Run locally with your own credentials:

# Install
go install github.com/txn2/mcp-data-platform/cmd/mcp-data-platform@latest

# Add to Claude Code
claude mcp add mcp-data-platform -- mcp-data-platform --config platform.yaml

No MCP authentication needed. Uses your configured DataHub/Trino/S3 credentials.

Deploy as a shared service with Keycloak authentication:

mcp-data-platform --config platform.yaml --transport http --address :8443

Users connect via Claude Desktop and authenticate through your identity provider.

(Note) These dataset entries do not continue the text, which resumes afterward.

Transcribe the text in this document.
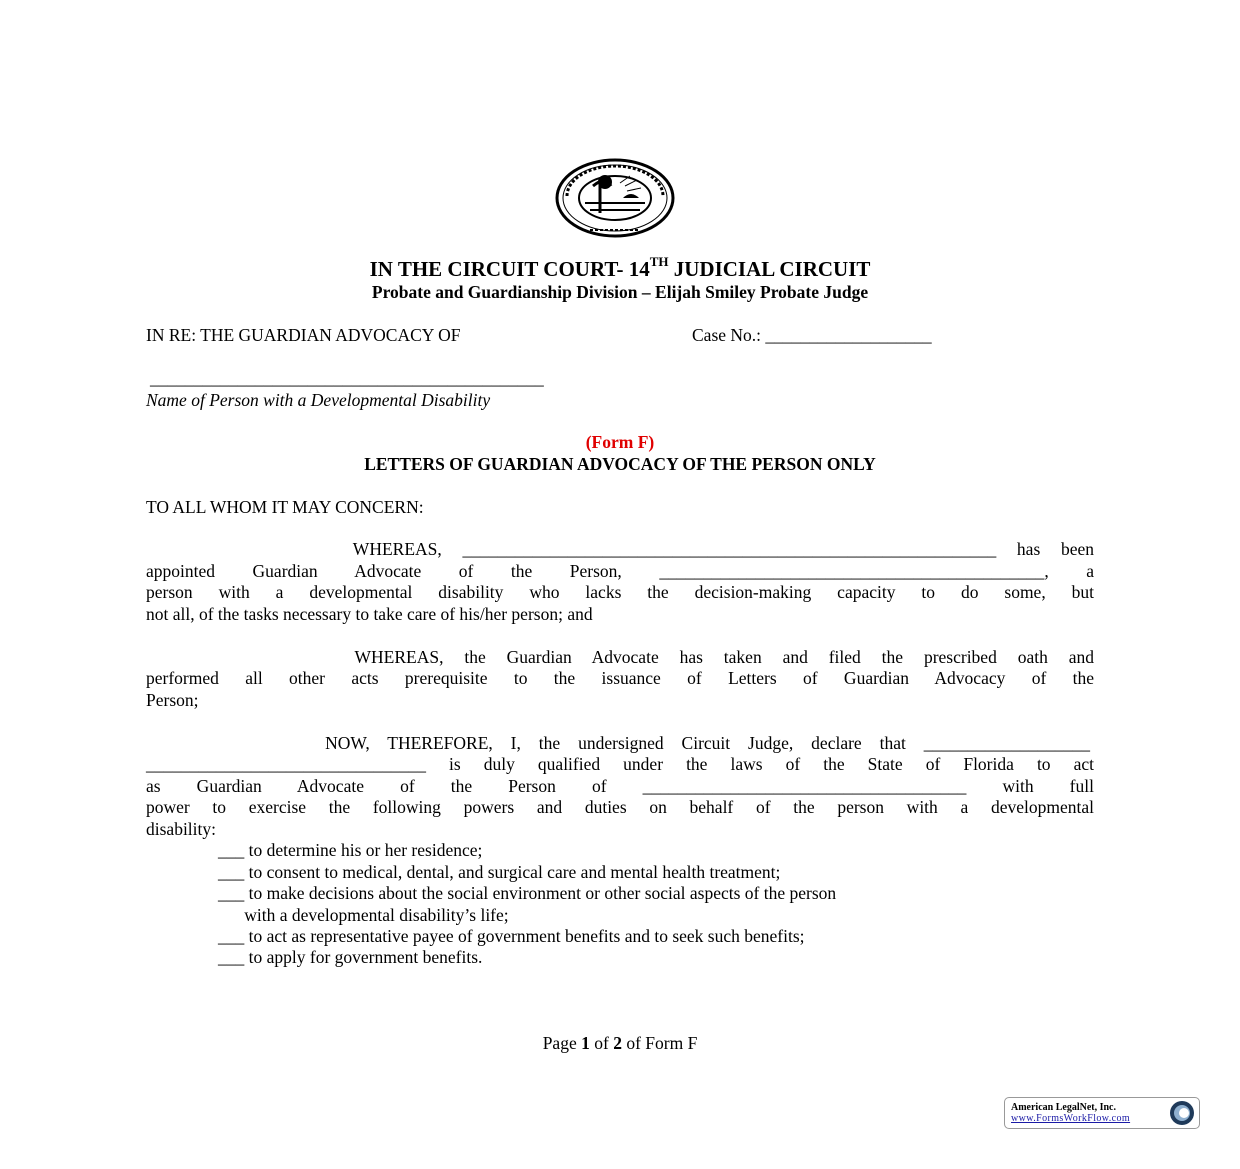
IN THE CIRCUIT COURT- 14TH JUDICIAL CIRCUIT
Probate and Guardianship Division – Elijah Smiley Probate Judge
IN RE: THE GUARDIAN ADVOCACY OF	Case No.: ___________________
_____________________________________________
Name of Person with a Developmental Disability
(Form F)
LETTERS OF GUARDIAN ADVOCACY OF THE PERSON ONLY
TO ALL WHOM IT MAY CONCERN:
WHEREAS, _____________________________________________________________ has been
appointed Guardian Advocate of the Person, ____________________________________________, a
person with a developmental disability who lacks the decision-making capacity to do some, but
not all, of the tasks necessary to take care of his/her person; and
WHEREAS, the Guardian Advocate has taken and filed the prescribed oath and
performed all other acts prerequisite to the issuance of Letters of Guardian Advocacy of the
Person;
NOW, THEREFORE, I, the undersigned Circuit Judge, declare that ___________________
________________________________ is duly qualified under the laws of the State of Florida to act
as Guardian Advocate of the Person of _____________________________________ with full
power to exercise the following powers and duties on behalf of the person with a developmental
disability:
___ to determine his or her residence;
___ to consent to medical, dental, and surgical care and mental health treatment;
___ to make decisions about the social environment or other social aspects of the person
with a developmental disability’s life;
___ to act as representative payee of government benefits and to seek such benefits;
___ to apply for government benefits.
Page 1 of 2 of Form F
American LegalNet, Inc.
www.FormsWorkFlow.com
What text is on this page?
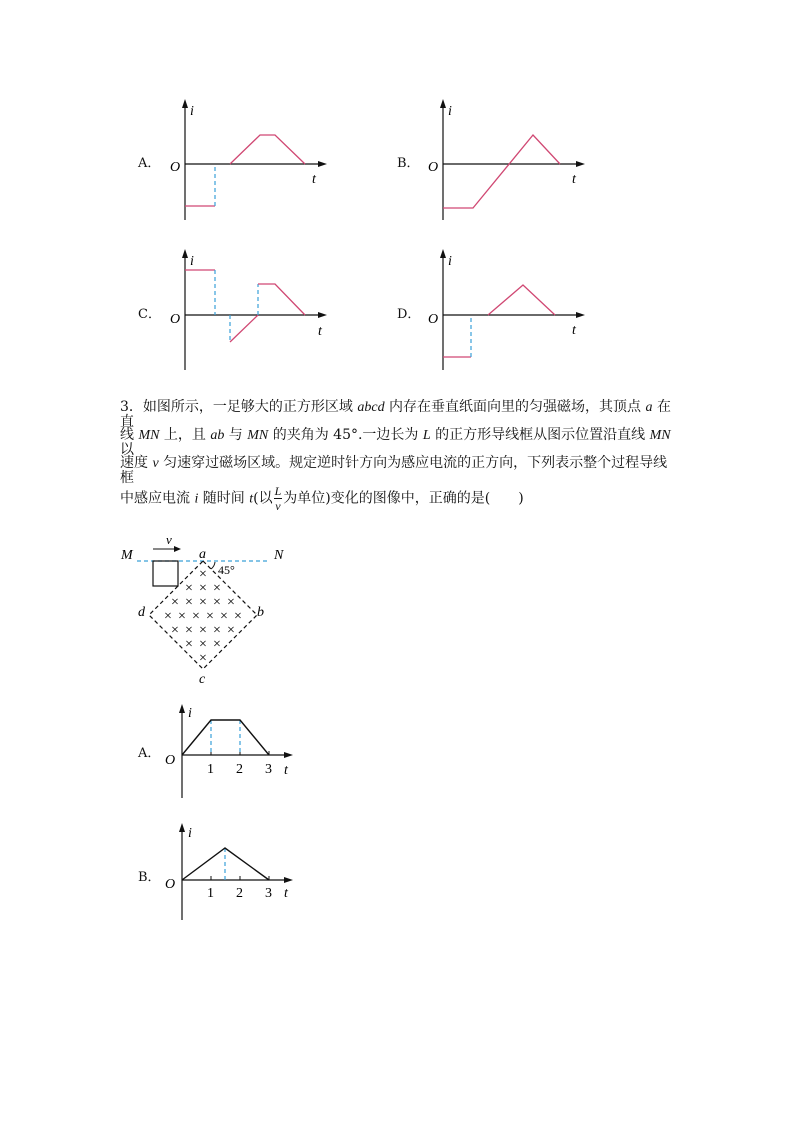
A．
i
t
O	B．
i
t
O
C．
i
t
O	D．
i
t
O
3．如图所示，一足够大的正方形区域 abcd 内存在垂直纸面向里的匀强磁场，其顶点 a 在直
线 MN 上，且 ab 与 MN 的夹角为 45°.一边长为 L 的正方形导线框从图示位置沿直线 MN 以
速度 v 匀速穿过磁场区域。规定逆时针方向为感应电流的正方向，下列表示整个过程导线框
中感应电流 i 随时间 t(以 $\frac{L}{v}$ 为单位)变化的图像中，正确的是(　　)
M	N
v
a
b
c
d
45°
×
× × ×
× × × × ×
× × × × × ×
× × × × ×
× × ×
×
A．
i
t
O
1 2 3
B．
i
t
O
1 2 3
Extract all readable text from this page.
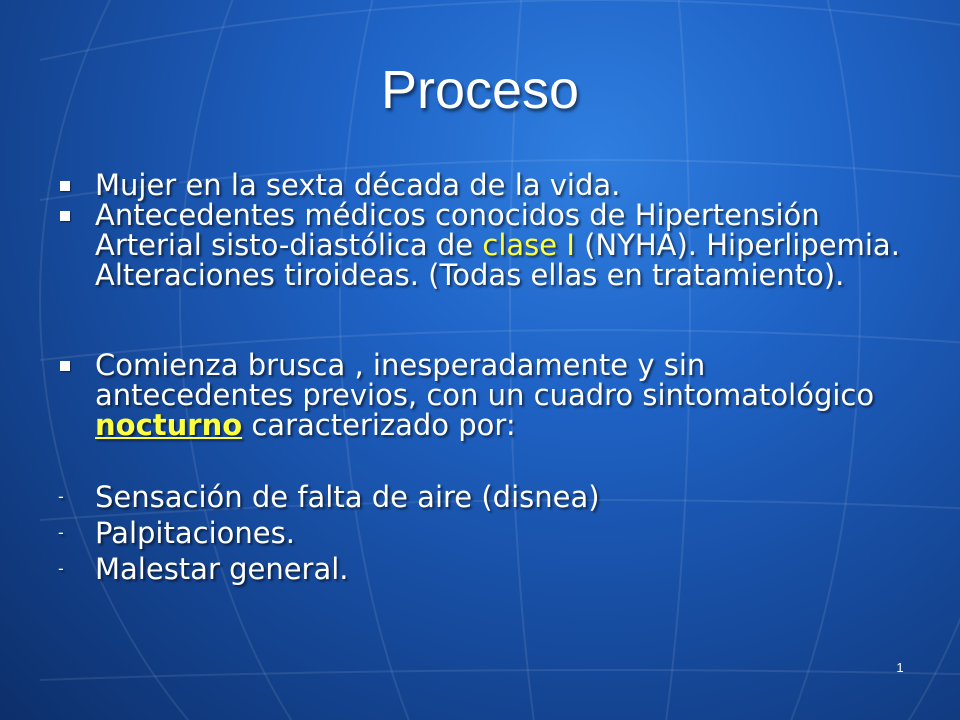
Proceso
Mujer en la sexta década de la vida.
Antecedentes médicos conocidos de Hipertensión Arterial sisto-diastólica de clase I (NYHA). Hiperlipemia. Alteraciones tiroideas. (Todas ellas en tratamiento).
Comienza brusca , inesperadamente y sin antecedentes previos, con un cuadro sintomatológico nocturno caracterizado por:
- Sensación de falta de aire (disnea)
- Palpitaciones.
- Malestar general.
1
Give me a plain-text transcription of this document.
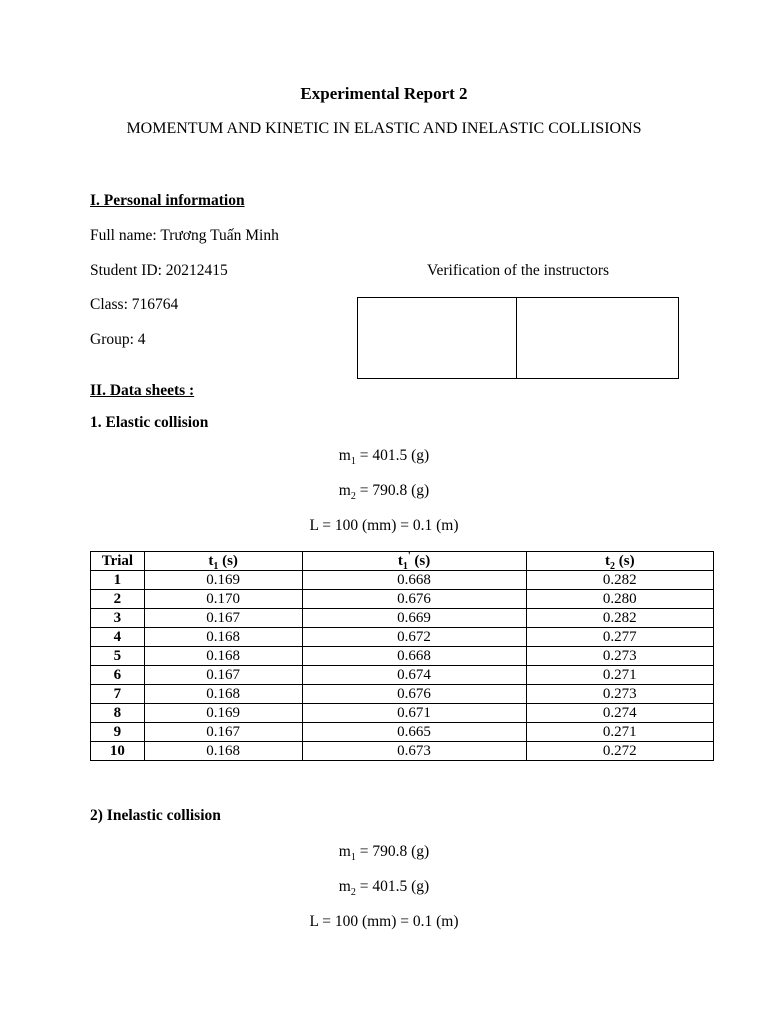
Experimental Report 2
MOMENTUM AND KINETIC IN ELASTIC AND INELASTIC COLLISIONS
I. Personal information
Full name: Trương Tuấn Minh
Student ID: 20212415
Class: 716764
Group: 4
Verification of the instructors
II. Data sheets :
1. Elastic collision
$m_1 = 401.5$ (g)
$m_2 = 790.8$ (g)
L = 100 (mm) = 0.1 (m)
Trial	$t_1$ (s)	$t_1'$ (s)	$t_2$ (s)
1	0.169	0.668	0.282
2	0.170	0.676	0.280
3	0.167	0.669	0.282
4	0.168	0.672	0.277
5	0.168	0.668	0.273
6	0.167	0.674	0.271
7	0.168	0.676	0.273
8	0.169	0.671	0.274
9	0.167	0.665	0.271
10	0.168	0.673	0.272
2) Inelastic collision
$m_1 = 790.8$ (g)
$m_2 = 401.5$ (g)
L = 100 (mm) = 0.1 (m)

docker run -v /path/to/platform.yaml:/etc/mcp/platform.yaml \
  ghcr.io/txn2/mcp-data-platform:latest \
  --config /etc/mcp/platform.yaml

Choose Your Path

  • Deploy the Server


    Configure via YAML. Connect DataHub, add Trino and S3 if you have them. Works out of the box.

    Server Guide

  • Build Your Own


    Import the Go library. Add custom tools, swap providers, write middleware. Make it yours.

    Library Guide


What's Included

Toolkit Tools Purpose
DataHub 11 tools Search, metadata, lineage, glossary, domains
Trino 7 tools SQL queries, schema exploration, catalogs
S3 6-9 tools Bucket/object operations, presigned URLs

DataHub is the foundation and serves as your semantic layer. Add Trino for SQL queries, S3 for object storage. Use what you have.

Tools reference


Use Cases

Enterprise Data Governance

  • Audit Trails: Every query logged with user identity
  • PII Protection: Tag-based warnings for sensitive data
  • Access Control: Persona system enforces who can query what
  • Deprecation Enforcement: Warnings surface before using stale data

Data Democratization

  • Self-Service: Business users explore data with context
  • Cross-Team Discovery: Find datasets across systems
  • Onboarding: New team members understand data immediately

AI/ML Workflows

  • Autonomous Exploration: AI agents discover datasets without guidance
  • Feature Discovery: Find ML features with quality scores
  • Quality Gates: Avoid problematic datasets automatically

Examples and patterns


Security

Built with a fail-closed security model. Missing credentials deny access, never bypass.

Feature Description
Fail-Closed Authentication Invalid credentials = denied (never bypass)
Required JWT Claims Tokens must include sub and exp
TLS for HTTP Configurable TLS with plaintext warnings
Prompt Injection Protection Metadata sanitization
Read-Only Mode Enforced at query level
Default-Deny Personas No implicit tool access

Security documentation


Runs With

  • Claude Desktop (HTTP endpoint or stdio)
  • Claude Code (stdio or HTTP)
  • Any MCP client

Built On

Project What it does
mcp-trino Trino queries
mcp-datahub DataHub metadata
mcp-s3 S3 storage

These work standalone. This platform wires them together with cross-injection, auth, and personas.